I think there are two options for adjusting for batch effect between Broad and Sanger: 1) as a pre-processing step, 2) as a covariate in the model. The paper referenced above experimented with normalizing using various pre-processing steps, but I think I would prefer the latter method. Below is a mock model with the variables adjusting for batch effects:

lfc ~ ... + (1|batch|source) + (0 + sanger|gene)

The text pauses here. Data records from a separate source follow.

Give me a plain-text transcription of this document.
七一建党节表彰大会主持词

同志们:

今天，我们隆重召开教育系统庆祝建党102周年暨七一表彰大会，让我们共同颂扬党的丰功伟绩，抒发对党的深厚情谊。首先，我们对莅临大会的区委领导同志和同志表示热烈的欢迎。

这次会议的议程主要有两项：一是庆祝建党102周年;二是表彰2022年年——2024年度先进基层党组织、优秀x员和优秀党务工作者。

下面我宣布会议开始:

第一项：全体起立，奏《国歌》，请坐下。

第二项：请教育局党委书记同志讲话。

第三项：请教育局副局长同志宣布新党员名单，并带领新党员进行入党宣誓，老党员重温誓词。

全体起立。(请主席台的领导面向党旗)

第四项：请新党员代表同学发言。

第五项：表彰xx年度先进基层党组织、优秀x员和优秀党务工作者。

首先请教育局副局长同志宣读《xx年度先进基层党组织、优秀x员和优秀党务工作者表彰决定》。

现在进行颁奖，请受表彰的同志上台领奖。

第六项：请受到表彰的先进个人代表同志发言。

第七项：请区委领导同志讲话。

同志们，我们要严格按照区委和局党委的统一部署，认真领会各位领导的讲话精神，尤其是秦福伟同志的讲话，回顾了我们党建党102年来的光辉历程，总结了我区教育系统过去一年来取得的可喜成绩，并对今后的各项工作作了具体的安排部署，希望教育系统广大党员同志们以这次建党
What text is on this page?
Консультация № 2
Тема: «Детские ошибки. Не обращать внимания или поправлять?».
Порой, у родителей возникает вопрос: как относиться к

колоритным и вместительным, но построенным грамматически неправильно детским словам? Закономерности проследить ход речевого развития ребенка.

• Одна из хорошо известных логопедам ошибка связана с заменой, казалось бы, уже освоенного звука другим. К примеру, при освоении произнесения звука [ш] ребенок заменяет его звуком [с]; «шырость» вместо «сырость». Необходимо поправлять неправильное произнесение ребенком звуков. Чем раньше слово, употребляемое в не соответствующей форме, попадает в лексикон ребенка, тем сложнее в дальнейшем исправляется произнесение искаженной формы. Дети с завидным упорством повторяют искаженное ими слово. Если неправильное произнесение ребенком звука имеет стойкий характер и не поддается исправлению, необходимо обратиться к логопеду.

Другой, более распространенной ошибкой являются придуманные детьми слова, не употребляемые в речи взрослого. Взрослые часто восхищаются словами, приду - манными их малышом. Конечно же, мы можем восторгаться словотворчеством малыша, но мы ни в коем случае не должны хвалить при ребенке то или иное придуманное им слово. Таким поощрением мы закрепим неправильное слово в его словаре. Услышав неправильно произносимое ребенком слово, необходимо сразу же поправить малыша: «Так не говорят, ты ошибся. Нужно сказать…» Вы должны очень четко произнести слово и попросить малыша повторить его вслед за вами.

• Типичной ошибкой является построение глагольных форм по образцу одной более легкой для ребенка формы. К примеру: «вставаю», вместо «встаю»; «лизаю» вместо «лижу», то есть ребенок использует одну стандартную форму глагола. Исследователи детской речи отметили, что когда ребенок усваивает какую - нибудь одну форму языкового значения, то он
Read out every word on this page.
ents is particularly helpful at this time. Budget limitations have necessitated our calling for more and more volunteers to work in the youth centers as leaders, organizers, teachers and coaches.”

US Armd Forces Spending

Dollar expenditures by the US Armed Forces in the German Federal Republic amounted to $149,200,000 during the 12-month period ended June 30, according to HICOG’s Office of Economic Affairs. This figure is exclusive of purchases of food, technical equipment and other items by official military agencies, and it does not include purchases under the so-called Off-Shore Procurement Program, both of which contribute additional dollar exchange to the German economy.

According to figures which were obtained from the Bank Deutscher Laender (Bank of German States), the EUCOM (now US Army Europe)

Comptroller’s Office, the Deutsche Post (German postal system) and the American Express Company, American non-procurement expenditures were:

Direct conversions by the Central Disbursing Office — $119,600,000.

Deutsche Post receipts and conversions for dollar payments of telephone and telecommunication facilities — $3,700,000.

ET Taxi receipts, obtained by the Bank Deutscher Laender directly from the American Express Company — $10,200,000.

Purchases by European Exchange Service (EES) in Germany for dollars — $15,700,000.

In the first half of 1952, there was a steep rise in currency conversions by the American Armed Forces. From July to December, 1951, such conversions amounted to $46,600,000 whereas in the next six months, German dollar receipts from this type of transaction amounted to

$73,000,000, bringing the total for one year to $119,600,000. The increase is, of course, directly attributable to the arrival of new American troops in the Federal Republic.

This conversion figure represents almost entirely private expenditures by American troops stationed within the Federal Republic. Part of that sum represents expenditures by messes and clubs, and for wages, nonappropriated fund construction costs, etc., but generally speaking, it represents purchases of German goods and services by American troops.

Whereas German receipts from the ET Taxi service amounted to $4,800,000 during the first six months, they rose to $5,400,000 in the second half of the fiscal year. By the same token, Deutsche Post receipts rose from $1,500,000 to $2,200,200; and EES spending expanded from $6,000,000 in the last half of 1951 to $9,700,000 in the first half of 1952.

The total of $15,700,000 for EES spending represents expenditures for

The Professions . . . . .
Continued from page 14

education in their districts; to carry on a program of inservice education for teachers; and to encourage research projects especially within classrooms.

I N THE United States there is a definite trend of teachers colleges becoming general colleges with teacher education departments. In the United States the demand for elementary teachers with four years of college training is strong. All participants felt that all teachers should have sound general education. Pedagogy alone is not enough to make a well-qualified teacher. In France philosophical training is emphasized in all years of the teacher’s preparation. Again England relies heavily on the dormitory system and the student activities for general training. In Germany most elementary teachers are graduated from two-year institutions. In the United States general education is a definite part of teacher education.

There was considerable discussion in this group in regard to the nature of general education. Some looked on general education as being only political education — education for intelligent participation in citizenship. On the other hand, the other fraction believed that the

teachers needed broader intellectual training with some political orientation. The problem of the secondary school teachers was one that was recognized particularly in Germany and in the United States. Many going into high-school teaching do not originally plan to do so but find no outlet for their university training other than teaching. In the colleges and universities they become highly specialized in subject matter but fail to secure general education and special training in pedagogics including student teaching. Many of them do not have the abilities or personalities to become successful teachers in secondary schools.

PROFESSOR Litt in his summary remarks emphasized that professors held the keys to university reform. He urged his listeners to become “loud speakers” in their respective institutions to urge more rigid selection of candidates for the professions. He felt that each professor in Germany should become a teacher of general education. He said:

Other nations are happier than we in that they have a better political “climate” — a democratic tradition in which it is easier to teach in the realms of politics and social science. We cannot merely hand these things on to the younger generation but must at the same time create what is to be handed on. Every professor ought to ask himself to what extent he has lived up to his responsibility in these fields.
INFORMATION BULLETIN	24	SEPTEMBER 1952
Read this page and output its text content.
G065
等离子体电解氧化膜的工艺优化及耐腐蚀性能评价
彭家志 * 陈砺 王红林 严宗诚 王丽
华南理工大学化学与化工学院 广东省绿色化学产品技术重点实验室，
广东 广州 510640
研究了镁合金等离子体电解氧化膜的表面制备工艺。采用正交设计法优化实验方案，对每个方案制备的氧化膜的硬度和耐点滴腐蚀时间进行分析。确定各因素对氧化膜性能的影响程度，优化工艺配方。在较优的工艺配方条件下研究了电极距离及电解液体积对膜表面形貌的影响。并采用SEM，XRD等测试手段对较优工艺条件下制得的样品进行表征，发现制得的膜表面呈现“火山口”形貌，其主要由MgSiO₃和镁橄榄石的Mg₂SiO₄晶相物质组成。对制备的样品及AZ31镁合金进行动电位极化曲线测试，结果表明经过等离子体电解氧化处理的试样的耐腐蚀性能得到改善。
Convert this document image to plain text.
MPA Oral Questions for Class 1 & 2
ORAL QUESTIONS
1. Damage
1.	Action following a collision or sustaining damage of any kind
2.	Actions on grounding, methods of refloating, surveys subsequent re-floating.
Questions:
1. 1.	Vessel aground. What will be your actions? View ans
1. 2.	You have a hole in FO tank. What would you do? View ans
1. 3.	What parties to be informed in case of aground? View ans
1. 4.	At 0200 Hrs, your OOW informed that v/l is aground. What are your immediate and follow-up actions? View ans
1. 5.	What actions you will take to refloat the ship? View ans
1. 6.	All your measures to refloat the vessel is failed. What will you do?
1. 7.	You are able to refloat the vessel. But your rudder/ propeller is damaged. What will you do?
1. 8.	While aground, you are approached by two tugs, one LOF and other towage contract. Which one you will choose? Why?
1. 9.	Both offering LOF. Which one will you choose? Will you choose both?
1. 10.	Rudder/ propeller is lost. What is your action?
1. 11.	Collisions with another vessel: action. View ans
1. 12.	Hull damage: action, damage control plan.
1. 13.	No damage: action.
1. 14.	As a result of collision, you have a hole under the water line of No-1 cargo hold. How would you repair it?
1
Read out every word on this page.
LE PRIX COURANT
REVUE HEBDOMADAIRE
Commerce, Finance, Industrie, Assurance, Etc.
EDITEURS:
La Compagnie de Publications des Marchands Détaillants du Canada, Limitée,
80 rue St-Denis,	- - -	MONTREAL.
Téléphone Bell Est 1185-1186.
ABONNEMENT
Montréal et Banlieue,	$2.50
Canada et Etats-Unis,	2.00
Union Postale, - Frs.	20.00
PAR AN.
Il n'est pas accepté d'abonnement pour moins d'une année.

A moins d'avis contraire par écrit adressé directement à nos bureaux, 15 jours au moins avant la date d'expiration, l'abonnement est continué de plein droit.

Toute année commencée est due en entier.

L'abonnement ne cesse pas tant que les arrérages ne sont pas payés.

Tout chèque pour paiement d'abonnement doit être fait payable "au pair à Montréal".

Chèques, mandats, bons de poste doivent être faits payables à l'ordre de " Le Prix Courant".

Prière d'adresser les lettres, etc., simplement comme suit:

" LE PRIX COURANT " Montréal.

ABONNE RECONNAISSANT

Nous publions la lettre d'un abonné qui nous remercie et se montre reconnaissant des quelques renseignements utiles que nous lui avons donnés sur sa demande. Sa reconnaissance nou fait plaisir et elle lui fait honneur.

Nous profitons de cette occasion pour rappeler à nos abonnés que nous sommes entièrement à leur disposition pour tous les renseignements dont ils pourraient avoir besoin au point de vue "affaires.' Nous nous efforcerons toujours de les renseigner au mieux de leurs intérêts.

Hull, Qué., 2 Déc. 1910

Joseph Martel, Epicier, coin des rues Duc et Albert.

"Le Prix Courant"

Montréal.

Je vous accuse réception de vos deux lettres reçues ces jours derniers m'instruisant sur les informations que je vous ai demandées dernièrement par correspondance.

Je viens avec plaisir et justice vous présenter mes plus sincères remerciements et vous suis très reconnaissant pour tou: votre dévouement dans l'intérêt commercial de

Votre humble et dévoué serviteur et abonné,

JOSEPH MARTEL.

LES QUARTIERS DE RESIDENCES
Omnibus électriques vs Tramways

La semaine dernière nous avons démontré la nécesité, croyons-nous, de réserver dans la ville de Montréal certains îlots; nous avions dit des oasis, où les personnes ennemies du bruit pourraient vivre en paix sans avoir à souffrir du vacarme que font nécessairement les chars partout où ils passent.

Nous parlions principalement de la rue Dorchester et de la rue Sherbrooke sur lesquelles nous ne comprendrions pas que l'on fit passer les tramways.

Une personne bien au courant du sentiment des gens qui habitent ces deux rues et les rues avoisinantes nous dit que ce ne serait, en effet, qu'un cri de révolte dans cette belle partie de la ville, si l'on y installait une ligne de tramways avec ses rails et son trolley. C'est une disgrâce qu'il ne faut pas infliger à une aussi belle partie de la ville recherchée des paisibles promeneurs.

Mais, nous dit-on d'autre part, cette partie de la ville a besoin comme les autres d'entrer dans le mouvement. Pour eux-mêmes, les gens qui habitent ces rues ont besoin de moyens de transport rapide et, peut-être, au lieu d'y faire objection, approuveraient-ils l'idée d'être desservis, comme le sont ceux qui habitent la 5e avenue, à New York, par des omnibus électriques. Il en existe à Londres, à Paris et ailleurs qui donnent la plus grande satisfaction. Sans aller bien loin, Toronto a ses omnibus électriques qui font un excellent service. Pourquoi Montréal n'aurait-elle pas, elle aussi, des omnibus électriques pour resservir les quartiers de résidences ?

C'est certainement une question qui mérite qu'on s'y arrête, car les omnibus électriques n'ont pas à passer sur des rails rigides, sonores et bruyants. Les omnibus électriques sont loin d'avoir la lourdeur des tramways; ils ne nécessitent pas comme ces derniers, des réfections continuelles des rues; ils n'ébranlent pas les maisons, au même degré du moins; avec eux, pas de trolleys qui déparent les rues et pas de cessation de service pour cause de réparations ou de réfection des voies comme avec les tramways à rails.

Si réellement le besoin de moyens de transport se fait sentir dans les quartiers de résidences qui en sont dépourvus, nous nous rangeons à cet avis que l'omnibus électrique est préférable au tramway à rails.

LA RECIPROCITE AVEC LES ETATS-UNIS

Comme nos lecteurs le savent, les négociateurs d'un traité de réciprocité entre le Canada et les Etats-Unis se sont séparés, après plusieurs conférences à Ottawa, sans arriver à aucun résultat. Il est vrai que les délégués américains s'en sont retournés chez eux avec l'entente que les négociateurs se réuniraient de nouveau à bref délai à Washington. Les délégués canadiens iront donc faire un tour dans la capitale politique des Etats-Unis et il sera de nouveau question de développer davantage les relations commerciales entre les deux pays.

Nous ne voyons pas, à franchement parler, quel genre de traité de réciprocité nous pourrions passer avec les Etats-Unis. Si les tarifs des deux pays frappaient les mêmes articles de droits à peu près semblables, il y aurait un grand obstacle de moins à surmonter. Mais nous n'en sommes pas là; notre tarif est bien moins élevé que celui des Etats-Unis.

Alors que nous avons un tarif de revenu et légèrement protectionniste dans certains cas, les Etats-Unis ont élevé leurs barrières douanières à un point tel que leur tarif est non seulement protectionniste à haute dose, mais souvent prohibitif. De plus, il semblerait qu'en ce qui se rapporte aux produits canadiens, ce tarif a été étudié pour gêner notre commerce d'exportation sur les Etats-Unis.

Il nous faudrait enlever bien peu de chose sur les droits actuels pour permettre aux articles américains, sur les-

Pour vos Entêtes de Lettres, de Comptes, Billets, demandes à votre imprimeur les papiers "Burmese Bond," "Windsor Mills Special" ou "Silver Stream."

The first parameter is a standard batch effect covariate but the source (either Sanger or Broad) is added as an additional hierarchical level. The second parameter is a specific batch effect correction for the Sanger per gene. The 0 is there just to explicitly say that this does not introduce a varying intercept per gene as that is already included in the model. Instead, this introduces a varying parameter that is included when the data comes from Sanger, thus representing the effect for the source of the data per gene.

[jhrcook]

As this is due to a biological variable (cell line culture media), I would expect it to also vary per cell line depending on the type of cell line. Therefore, I should experiment with having the covariate vary per gene and lineage when I scale to beyond CRC.

[jhrcook]

When I presented Pacini et al. at Park Lab Cancer Subgroup journal club, Peter and Hu were hesitant about using both data sets, thinking that the batch effects would be more confounding than the increase in data would be informative. Therefore, it may be more trouble than it is worth to use this dataset.